Type Safety: Why It Matters for AI Workflows

You might be wondering why we’re emphasizing PydanticAI’s type integrity. In AI agent workflows, type safety is not just a nice-to-have—it’s essential for reliability.

Consider what happens in an untyped system when you accidentally return the wrong node type or pass incorrect data between nodes. In best-case scenarios, you get runtime errors. In worst-case scenarios, your workflow silently breaks in subtle ways, leading to incorrect results that might go undetected.

With PydanticAI’s type enforcement:

  1. The compiler catches structural workflow errors before runtime
  2. Your IDE can provide intelligent autocomplete for node transitions
  3. Data validation ensures state remains consistent
  4. Visualization tools can accurately display workflow possibilities

As AI agents take on increasingly critical tasks, this level of reliability becomes non-negotiable.

Benefits Beyond Just Organization

Using PydanticAI’s graph-based approach provides several tangible benefits:

  1. Visualizable workflows: Generate diagrams automatically to understand complex agent behavior
  2. Resumable execution: Continue long-running processes after interruptions
  3. Testable components: Test individual nodes in isolation
  4. Flexible orchestration: Modify workflows dynamically based on new requirements
  5. Persistent state: Maintain context throughout long-running processes
  6. Type-safe transitions: Ensure workflow integrity through strong typing
  7. Parallizable execution: Run independent branches concurrently (with appropriate framework support)

When To Use Graph-Based Approaches

While powerful, graph-based approaches add complexity that isn’t always necessary. Consider this approach when:

  • Your agent workflow might be interrupted and needs to resume
  • You need to visualize complex decision logic
  • Your workflow involves many decision points and branches
  • You want to maintain complex state across multiple steps
  • Different specialists might work on different parts of the flow
  • You’re building mission-critical systems where type safety is essential

For simpler agents, a more direct approach might be preferable.

Conclusion: Thinking in Graphs

The graph-based approach fundamentally changes how we think about complex AI workflows. Rather than a monolithic process, we see a series of discrete steps with clear transitions and persistent state.

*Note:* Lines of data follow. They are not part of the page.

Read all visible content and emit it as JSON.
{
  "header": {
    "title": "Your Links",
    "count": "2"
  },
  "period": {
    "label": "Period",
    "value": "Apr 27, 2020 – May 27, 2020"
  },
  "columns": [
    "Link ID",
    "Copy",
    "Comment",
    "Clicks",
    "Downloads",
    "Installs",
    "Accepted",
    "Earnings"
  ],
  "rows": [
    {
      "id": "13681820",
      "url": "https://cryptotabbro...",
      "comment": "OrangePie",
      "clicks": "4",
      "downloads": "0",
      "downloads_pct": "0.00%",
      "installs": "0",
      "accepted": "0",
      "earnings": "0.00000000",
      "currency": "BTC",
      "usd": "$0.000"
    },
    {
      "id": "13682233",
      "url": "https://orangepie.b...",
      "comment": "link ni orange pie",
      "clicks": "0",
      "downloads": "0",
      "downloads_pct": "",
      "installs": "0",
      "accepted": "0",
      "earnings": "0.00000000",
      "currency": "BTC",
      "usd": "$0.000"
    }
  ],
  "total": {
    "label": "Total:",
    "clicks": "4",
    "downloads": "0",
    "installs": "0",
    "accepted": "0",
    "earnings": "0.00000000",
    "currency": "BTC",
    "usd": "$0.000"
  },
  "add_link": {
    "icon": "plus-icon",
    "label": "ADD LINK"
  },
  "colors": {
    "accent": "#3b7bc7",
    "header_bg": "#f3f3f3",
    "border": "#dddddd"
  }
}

Just as the kitchen brigade system revolutionized restaurant cooking, PydanticAI’s graph-based approach enables us to build more complex, resilient, and maintainable AI agents. As these agents take on increasingly sophisticated tasks, such structured approaches will become not just helpful, but essential.

By choosing a production-ready framework like PydanticAI that emphasizes type safety, we set ourselves up for success as our agent systems grow in complexity. The days of “works on my machine” AI agents are fading—the future belongs to robust, resumable, type-safe workflows.